Christine, 71, said: “It was something I could do to get my feelings out.

“Paul’s dad died when I was 35 and that’s when I started writing more seriously.

“I was very lucky to meet another wonderful man 20 years ago, but sadly he died five years ago.”

Christine says her poetry comes from within.

“I write poetry with my heart, never with my head.

“It just comes out of nowhere, just pops up and I have to try to write it down.

“I write when I am angry, I write when I’m sad, I write when I’m happy. Sometimes I write funny poems, sometimes serious, sometimes sad.

“I’m not that organised so I have lots of different note-pads and pens around the house to write things down when they come to me.

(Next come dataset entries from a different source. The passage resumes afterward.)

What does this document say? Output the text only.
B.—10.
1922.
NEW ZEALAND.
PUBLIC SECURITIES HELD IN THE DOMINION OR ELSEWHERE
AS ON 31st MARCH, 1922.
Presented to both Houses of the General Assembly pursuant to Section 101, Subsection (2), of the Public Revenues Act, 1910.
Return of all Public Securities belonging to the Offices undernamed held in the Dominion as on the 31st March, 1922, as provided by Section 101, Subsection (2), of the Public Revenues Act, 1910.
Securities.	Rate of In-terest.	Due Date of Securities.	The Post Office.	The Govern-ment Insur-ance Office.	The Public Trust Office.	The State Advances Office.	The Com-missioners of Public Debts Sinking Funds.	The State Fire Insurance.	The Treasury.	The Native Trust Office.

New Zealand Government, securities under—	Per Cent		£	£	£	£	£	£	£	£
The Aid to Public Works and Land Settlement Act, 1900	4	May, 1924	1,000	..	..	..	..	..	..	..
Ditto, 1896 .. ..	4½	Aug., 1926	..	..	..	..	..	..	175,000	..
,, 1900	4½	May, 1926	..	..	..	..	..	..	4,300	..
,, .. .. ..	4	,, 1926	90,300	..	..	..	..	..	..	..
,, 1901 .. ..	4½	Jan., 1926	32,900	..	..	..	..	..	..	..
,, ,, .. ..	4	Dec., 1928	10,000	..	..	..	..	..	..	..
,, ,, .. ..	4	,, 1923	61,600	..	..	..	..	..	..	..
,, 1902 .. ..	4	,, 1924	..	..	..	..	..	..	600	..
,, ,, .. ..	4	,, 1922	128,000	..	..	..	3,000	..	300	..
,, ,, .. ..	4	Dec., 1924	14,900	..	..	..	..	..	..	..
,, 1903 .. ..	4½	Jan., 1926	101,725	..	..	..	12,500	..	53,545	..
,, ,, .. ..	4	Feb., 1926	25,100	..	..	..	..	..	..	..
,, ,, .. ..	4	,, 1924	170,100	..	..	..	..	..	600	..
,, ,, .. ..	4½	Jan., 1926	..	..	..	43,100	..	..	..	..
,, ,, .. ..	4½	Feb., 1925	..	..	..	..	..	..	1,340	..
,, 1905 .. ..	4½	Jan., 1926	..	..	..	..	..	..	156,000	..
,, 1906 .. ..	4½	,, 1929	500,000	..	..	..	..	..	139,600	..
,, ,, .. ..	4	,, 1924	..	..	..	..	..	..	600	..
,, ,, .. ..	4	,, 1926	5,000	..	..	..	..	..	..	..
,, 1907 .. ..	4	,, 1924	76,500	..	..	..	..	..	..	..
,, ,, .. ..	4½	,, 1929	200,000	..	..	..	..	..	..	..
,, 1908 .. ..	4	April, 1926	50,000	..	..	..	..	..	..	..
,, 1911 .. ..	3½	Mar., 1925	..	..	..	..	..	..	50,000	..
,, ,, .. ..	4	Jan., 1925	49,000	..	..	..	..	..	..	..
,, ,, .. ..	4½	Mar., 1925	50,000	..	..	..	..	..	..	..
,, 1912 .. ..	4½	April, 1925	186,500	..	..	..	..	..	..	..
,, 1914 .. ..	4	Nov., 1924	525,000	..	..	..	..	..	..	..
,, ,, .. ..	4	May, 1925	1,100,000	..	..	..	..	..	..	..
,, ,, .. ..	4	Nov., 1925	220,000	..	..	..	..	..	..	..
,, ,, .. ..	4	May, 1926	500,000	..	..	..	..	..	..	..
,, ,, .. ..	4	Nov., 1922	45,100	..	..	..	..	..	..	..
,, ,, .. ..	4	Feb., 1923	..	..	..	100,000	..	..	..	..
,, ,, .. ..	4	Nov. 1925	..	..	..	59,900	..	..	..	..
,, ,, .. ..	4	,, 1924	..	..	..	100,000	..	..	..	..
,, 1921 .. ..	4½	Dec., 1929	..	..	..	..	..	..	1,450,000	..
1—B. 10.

“I read a lot of books, as I love reading.

“I’m a member of about four writing groups, and one of the best things about writing poetry is it has allowed me to meet lots of lovely people.

“We get together and share ideas and listen to each other’s writing and it’s wonderful.

“There’s people of different ages, one man in his 80s and he writes the most wonderful monologues.

“I always wanted to be a writer.

“I was actually offered a job as a junior reporter in Blackburn, It was my dream job, but it was a different time then, and as the oldest child I had to go off to work in a factory.

“I had a book published, which raised £100 for Cancer Research. So there are good things which come from writing,

“I just love writing.

“I do enjoy getting up and reading my work.

“I read it sometimes to the Just Good Friends group, which I attend and they call me the Lancashire Pam Ayres – which is a real compliment!”